Clima teso questa mattina ad Ischia: circa 150 lavoratori stagionali hanno protestato per l’esclusione della categoria dalle misure anti-crisi varate dal governo e dalla regione. Inoltre, data la difficoltà oggettiva che il turismo sta affrontando dopo la fine del lockdown, sono a forte rischio le assunzioni per la stagione 2020: solo sull’isola, gli operatori coinvolti nel settore sarebbero circa 12mila.

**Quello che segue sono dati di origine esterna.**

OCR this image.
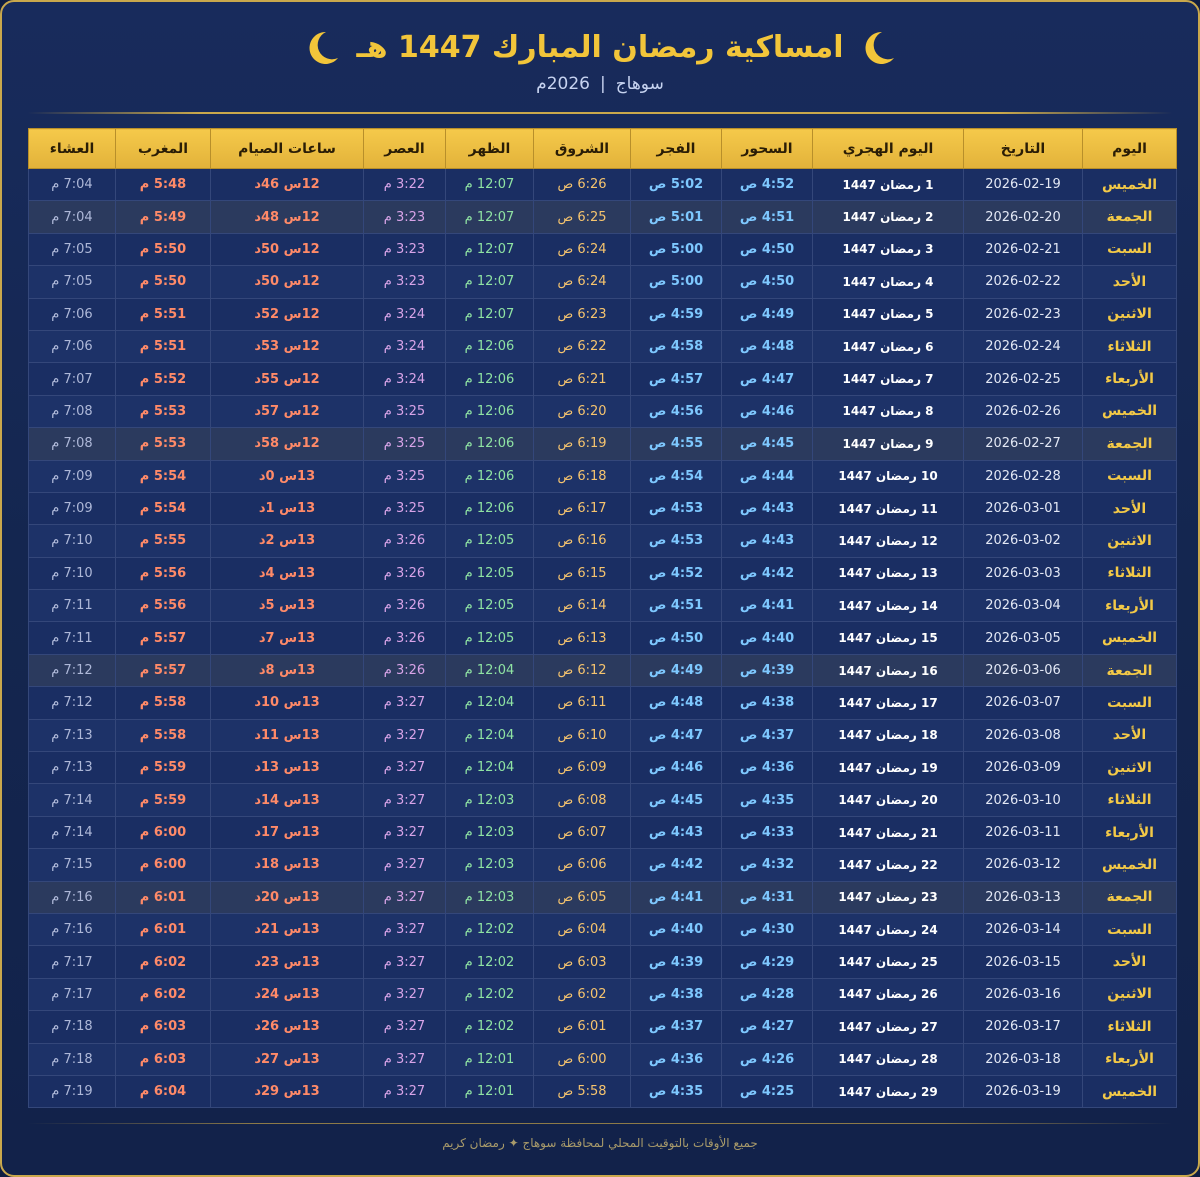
امساكية رمضان المبارك 1447 هـ
سوهاج|2026م
اليوم	التاريخ	اليوم الهجري	السحور	الفجر	الشروق	الظهر	العصر	ساعات الصيام	المغرب	العشاء
الخميس	2026-02-19	1 رمضان 1447	4:52 ص	5:02 ص	6:26 ص	12:07 م	3:22 م	12س 46د	5:48 م	7:04 م
الجمعة	2026-02-20	2 رمضان 1447	4:51 ص	5:01 ص	6:25 ص	12:07 م	3:23 م	12س 48د	5:49 م	7:04 م
السبت	2026-02-21	3 رمضان 1447	4:50 ص	5:00 ص	6:24 ص	12:07 م	3:23 م	12س 50د	5:50 م	7:05 م
الأحد	2026-02-22	4 رمضان 1447	4:50 ص	5:00 ص	6:24 ص	12:07 م	3:23 م	12س 50د	5:50 م	7:05 م
الاثنين	2026-02-23	5 رمضان 1447	4:49 ص	4:59 ص	6:23 ص	12:07 م	3:24 م	12س 52د	5:51 م	7:06 م
الثلاثاء	2026-02-24	6 رمضان 1447	4:48 ص	4:58 ص	6:22 ص	12:06 م	3:24 م	12س 53د	5:51 م	7:06 م
الأربعاء	2026-02-25	7 رمضان 1447	4:47 ص	4:57 ص	6:21 ص	12:06 م	3:24 م	12س 55د	5:52 م	7:07 م
الخميس	2026-02-26	8 رمضان 1447	4:46 ص	4:56 ص	6:20 ص	12:06 م	3:25 م	12س 57د	5:53 م	7:08 م
الجمعة	2026-02-27	9 رمضان 1447	4:45 ص	4:55 ص	6:19 ص	12:06 م	3:25 م	12س 58د	5:53 م	7:08 م
السبت	2026-02-28	10 رمضان 1447	4:44 ص	4:54 ص	6:18 ص	12:06 م	3:25 م	13س 0د	5:54 م	7:09 م
الأحد	2026-03-01	11 رمضان 1447	4:43 ص	4:53 ص	6:17 ص	12:06 م	3:25 م	13س 1د	5:54 م	7:09 م
الاثنين	2026-03-02	12 رمضان 1447	4:43 ص	4:53 ص	6:16 ص	12:05 م	3:26 م	13س 2د	5:55 م	7:10 م
الثلاثاء	2026-03-03	13 رمضان 1447	4:42 ص	4:52 ص	6:15 ص	12:05 م	3:26 م	13س 4د	5:56 م	7:10 م
الأربعاء	2026-03-04	14 رمضان 1447	4:41 ص	4:51 ص	6:14 ص	12:05 م	3:26 م	13س 5د	5:56 م	7:11 م
الخميس	2026-03-05	15 رمضان 1447	4:40 ص	4:50 ص	6:13 ص	12:05 م	3:26 م	13س 7د	5:57 م	7:11 م
الجمعة	2026-03-06	16 رمضان 1447	4:39 ص	4:49 ص	6:12 ص	12:04 م	3:26 م	13س 8د	5:57 م	7:12 م
السبت	2026-03-07	17 رمضان 1447	4:38 ص	4:48 ص	6:11 ص	12:04 م	3:27 م	13س 10د	5:58 م	7:12 م
الأحد	2026-03-08	18 رمضان 1447	4:37 ص	4:47 ص	6:10 ص	12:04 م	3:27 م	13س 11د	5:58 م	7:13 م
الاثنين	2026-03-09	19 رمضان 1447	4:36 ص	4:46 ص	6:09 ص	12:04 م	3:27 م	13س 13د	5:59 م	7:13 م
الثلاثاء	2026-03-10	20 رمضان 1447	4:35 ص	4:45 ص	6:08 ص	12:03 م	3:27 م	13س 14د	5:59 م	7:14 م
الأربعاء	2026-03-11	21 رمضان 1447	4:33 ص	4:43 ص	6:07 ص	12:03 م	3:27 م	13س 17د	6:00 م	7:14 م
الخميس	2026-03-12	22 رمضان 1447	4:32 ص	4:42 ص	6:06 ص	12:03 م	3:27 م	13س 18د	6:00 م	7:15 م
الجمعة	2026-03-13	23 رمضان 1447	4:31 ص	4:41 ص	6:05 ص	12:03 م	3:27 م	13س 20د	6:01 م	7:16 م
السبت	2026-03-14	24 رمضان 1447	4:30 ص	4:40 ص	6:04 ص	12:02 م	3:27 م	13س 21د	6:01 م	7:16 م
الأحد	2026-03-15	25 رمضان 1447	4:29 ص	4:39 ص	6:03 ص	12:02 م	3:27 م	13س 23د	6:02 م	7:17 م
الاثنين	2026-03-16	26 رمضان 1447	4:28 ص	4:38 ص	6:02 ص	12:02 م	3:27 م	13س 24د	6:02 م	7:17 م
الثلاثاء	2026-03-17	27 رمضان 1447	4:27 ص	4:37 ص	6:01 ص	12:02 م	3:27 م	13س 26د	6:03 م	7:18 م
الأربعاء	2026-03-18	28 رمضان 1447	4:26 ص	4:36 ص	6:00 ص	12:01 م	3:27 م	13س 27د	6:03 م	7:18 م
الخميس	2026-03-19	29 رمضان 1447	4:25 ص	4:35 ص	5:58 ص	12:01 م	3:27 م	13س 29د	6:04 م	7:19 م
جميع الأوقات بالتوقيت المحلي لمحافظة سوهاج ✦ رمضان كريم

Chiediamo che i bonus di marzo, aprile e maggio siano concessi a tutti i lavoratori che l’inverno scorso hanno percepito la Naspi (indennità mensile di disoccupazione ndr) – dice dal palco allestito per l’occasione Gennaro Savio, presidente del comitato di lotta per gli stagionali – senza differenze tra chi aveva un contratto a tempo indeterminato, determinato, con un’agenzia di somministrazione lavoro o con l’azienda turistica; vogliamo che venga corrisposta la Naspi o la cassa integrazione sino alla prossima riassunzione a chi dal primo giugno risulti disoccupato ed il prolungamento della Naspi sino all’assunzione nel 2021 per quanti lavoreranno solo pochi mesi. Chiederemo infine all’amministrazione comunale di Ischia di destinare il milione e seicentomila euro promesso alle imprese a tutti gli stagionali e rassicurazioni sulle condizioni di lavoro di chi riprenderà a lavorare“.

Il sit-in di questa mattina, segue a quello organizzato il 21 maggio scorso, ancora sull’isola di Ischia e sempre per i medesimi motivi: erano già tantissimi, e tali sono rimasti, i lavoratori stagionali esclusi dal bonus di 600 euro previsto dal governo con il “Cura Italia” e, di conseguenza, da quello di 300 euro per quattro mesi stanziato dalla Regione Campania, parte del cosiddetto piano socio-economico. Già allora, Savio denunciava “assurde ed intollerabili discriminazioni“.